Este es un rudo bosquejo de las exteriores ocupaciones del Padre Eusebio Francisco Kino; pero, en medio de las continuas fatigas a que lo estimulaba su celo, ¿quién podrá referir los interiores actos de virtud con que se hizo tan digno instrumento de la salvación de muchas almas? En todo el tiempo de misionero no se le conoció más cama que dos zaleas, una frazada grosera, por abrigo y, por cabecera, una albar-da. Este era el lecho en que, después de tan largos y penosos viajes, aun en las más fuertes enfermedades y al cabo de 70 años de edad, tomaba apenas un ligero descanso, y en que murió, finalmente, no sin lágrimas de su buen compañero, el Padre Agustín Campos, testigo de tanta humildad, mortificación y pobreza.
La mayor parte de la noche ocupaba en la oración, y, cuando estaba en su partido de Dolores, era en la Iglesia, donde, asegura el Padre Luis Velarde, su compañero en los ocho últimos años, que lo oía entrar, todas las noches, y que, por mucho que se desvelase, jamás lo oyó salir. Esta nocturna oración acompañaba con una sangrienta disciplina que, tal vez percibieron y refirieron asustados sus indios. Se le notó que más de cien veces, al día, entraba a hacer oración al templo, a imitación del grande Apóstol de Irlanda; aunque toda su vida era una continua meditación y un continuo rezo. Fue señalado el don de lágrimas de que lo dotó el Señor, no sólo en el santo sacrificio de la misa, que jamás omitió, sino aun en el oficio divino, que rezaba siempre de rodillas. Tenía, continuamente, en los labios los dulcísimos nombres de Jesús y María. Así, no es de admirar que, aun cuando en su cara le decían injurias e improperios, respondiese con palabras suavísimas y aun abrazase tiernamente a los que le ofendían. Sus conversaciones eran siempre de Dios, de su Madre santísima y de la conversión de los gentiles.
Padecía frecuentes y agudas fiebres de que se curaba con total abstinencia, por cuatro o seis días. Aun fuera de estas ocasiones, su alimento era muy tenue y muy grosero; sin sal, ni más condimento que algunas yerbas insípidas que tomaba con pretexto de medicinas. Toda esta dureza y austeridad consigo la convertía en suavidad y dulzura para con sus indios, a quienes repartía toda su limosna y cuanto podía conseguir con su actividad y su industria. Finalmente, era el Padre Kino un perfecto ejemplar de misioneros apostólicos; y de quien se decía vulgarmente; "descubrir tierras, convertir almas son los afanes del Padre Kino; continuo rezo, vida sin vicio, humo, ni polvos, cama, ni vino".

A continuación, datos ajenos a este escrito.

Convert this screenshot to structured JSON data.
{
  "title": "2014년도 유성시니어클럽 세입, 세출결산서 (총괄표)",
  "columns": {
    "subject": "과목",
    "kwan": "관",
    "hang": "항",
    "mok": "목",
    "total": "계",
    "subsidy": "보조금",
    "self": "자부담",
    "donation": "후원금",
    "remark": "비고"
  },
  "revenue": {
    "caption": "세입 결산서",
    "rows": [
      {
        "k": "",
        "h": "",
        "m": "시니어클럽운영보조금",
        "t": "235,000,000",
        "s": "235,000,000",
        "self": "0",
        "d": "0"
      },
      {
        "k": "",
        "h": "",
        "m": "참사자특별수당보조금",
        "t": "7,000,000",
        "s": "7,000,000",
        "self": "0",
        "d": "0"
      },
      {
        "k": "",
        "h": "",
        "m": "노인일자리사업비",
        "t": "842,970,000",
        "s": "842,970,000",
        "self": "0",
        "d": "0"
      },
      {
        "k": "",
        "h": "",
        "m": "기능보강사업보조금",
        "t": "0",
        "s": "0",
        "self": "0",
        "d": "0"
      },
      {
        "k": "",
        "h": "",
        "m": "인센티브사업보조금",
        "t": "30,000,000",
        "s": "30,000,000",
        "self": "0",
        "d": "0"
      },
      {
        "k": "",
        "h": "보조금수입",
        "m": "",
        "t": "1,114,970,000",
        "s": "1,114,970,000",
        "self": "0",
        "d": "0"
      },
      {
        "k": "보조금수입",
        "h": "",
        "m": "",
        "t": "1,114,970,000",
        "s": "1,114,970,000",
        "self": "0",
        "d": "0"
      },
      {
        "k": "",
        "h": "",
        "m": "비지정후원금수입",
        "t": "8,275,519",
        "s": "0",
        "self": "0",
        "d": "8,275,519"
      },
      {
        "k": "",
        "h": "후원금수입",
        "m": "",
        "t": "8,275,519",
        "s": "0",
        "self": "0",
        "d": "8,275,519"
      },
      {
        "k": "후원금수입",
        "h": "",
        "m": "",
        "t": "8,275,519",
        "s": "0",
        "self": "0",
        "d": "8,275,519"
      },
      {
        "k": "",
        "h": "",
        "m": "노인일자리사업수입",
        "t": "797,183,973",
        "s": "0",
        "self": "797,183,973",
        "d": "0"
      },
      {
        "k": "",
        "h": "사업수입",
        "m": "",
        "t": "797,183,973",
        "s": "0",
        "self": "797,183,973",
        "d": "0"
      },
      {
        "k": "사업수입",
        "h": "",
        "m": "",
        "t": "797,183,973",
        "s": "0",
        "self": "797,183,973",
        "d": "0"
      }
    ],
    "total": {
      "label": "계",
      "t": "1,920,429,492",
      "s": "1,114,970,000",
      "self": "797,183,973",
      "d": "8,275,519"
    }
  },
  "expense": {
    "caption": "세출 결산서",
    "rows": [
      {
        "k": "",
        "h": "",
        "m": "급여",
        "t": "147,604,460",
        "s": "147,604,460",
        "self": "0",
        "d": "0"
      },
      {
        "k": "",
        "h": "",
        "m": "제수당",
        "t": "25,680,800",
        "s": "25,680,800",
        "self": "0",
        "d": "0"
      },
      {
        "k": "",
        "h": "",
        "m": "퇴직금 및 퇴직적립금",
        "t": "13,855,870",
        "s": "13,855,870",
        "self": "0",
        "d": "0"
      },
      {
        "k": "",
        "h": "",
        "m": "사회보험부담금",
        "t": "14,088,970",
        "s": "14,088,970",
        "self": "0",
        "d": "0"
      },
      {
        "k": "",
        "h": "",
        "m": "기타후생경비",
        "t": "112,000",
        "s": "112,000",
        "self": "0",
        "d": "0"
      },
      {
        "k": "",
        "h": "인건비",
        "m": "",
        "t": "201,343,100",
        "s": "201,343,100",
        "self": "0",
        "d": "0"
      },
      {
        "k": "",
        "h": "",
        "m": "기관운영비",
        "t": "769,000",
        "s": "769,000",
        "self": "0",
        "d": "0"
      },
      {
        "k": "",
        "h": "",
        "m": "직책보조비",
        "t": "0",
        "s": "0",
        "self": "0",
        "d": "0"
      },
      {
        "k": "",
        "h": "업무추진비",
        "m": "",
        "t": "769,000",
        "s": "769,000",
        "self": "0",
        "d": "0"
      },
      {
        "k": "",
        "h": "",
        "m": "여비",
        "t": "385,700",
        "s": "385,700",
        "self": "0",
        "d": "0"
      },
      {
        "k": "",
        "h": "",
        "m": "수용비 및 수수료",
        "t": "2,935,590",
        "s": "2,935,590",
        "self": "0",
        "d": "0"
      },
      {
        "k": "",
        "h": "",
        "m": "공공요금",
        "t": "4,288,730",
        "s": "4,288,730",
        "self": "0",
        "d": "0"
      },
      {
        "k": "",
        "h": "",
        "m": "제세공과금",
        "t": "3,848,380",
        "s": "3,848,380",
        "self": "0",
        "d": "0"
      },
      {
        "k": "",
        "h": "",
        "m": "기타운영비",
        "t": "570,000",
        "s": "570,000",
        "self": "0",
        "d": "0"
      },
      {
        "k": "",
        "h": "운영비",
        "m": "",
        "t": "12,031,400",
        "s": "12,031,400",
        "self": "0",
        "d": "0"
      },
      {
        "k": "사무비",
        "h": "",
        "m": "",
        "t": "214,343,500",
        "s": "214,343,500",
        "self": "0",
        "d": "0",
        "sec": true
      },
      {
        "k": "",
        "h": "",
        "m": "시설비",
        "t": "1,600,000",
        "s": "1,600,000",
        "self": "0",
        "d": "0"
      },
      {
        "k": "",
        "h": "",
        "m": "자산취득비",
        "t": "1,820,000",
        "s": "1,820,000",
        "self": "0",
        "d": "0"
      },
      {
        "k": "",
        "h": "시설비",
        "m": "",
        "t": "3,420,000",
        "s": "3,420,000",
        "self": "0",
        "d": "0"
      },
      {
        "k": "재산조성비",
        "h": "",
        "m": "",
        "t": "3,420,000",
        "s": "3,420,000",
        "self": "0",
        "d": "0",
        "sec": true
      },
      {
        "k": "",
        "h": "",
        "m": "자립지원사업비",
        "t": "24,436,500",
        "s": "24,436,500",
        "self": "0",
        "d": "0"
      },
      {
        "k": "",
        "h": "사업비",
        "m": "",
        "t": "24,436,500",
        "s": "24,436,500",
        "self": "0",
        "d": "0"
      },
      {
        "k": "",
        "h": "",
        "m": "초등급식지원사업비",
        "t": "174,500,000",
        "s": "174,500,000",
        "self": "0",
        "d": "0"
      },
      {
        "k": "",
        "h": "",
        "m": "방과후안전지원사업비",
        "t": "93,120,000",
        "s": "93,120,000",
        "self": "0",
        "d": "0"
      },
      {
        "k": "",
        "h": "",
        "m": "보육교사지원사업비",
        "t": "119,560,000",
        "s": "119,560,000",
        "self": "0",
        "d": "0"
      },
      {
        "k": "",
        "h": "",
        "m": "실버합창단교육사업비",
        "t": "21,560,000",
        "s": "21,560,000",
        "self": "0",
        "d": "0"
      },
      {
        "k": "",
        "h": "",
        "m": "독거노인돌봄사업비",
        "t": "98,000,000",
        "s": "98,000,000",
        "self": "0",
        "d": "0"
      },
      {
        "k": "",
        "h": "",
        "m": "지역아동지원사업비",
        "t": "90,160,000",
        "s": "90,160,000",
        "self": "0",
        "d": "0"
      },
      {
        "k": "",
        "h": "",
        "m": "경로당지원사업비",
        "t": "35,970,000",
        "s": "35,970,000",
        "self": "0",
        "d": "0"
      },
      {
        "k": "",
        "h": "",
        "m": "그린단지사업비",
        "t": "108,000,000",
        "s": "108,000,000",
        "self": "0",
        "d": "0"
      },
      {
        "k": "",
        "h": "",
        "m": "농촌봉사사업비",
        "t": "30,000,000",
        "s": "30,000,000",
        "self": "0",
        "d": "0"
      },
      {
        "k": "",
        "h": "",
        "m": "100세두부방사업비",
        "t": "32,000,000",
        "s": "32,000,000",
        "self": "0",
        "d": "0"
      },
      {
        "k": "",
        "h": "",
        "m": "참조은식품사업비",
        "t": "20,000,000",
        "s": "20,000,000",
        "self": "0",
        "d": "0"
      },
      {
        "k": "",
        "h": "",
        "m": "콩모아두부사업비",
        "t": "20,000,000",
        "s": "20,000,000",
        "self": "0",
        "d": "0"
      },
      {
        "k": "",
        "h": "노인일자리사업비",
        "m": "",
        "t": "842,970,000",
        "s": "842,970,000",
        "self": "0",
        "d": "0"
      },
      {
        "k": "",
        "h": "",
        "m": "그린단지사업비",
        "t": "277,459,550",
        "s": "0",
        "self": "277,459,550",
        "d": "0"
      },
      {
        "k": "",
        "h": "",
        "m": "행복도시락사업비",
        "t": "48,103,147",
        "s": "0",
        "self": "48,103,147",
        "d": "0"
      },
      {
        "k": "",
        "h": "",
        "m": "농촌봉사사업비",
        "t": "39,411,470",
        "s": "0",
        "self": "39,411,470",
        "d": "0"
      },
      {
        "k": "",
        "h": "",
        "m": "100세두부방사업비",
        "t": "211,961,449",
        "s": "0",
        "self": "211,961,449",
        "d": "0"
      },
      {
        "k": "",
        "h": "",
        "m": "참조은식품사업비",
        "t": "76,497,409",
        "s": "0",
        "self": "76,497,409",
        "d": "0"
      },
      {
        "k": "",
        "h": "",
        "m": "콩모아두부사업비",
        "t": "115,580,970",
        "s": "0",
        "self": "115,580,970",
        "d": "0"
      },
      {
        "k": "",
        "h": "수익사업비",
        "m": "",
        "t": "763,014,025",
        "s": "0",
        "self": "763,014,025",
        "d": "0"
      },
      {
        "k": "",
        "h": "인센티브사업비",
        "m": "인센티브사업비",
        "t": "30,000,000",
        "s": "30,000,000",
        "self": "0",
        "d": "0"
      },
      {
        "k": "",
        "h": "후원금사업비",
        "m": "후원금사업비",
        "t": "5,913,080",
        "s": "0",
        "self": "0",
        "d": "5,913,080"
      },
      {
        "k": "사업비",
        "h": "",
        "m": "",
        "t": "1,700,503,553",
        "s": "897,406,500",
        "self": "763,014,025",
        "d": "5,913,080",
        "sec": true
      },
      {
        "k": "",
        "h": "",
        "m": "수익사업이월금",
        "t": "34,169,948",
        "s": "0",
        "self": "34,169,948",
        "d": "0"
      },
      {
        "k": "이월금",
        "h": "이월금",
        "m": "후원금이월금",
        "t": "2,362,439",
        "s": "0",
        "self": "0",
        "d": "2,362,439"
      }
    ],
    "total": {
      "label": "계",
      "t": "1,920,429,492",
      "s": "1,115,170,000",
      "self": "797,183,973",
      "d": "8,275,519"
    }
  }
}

Habiendo el Padre Agustín de Campos concluido, en su pueblo de Santa María Magdalena, una pequeña capilla a la honra de San Francisco Javier, convidó al Padre para la misa de la dedicación, a que concurrió gustosamente. La estatua del altar representaba al Santo Moribundo. Cantando la misa se sintió el Padre Kino herido de la última enfermedad; queriendo el Santo que descansase en su capilla el que tan perfectamente le había imitado en los trabajos del ministerio apostólico.
Hemos propasado los límites de un elogio histórico en lo que hemos dicho de este grande hombre, llevados del dolor que nos causaba no hallar en nuestro Menologio memoria alguna de un varón tan insigne y apenas algunas generalidades en la Noticias de California y Apostólicos afanes, que no bastaban para formar una idea tan grande como merecen sus virtudes.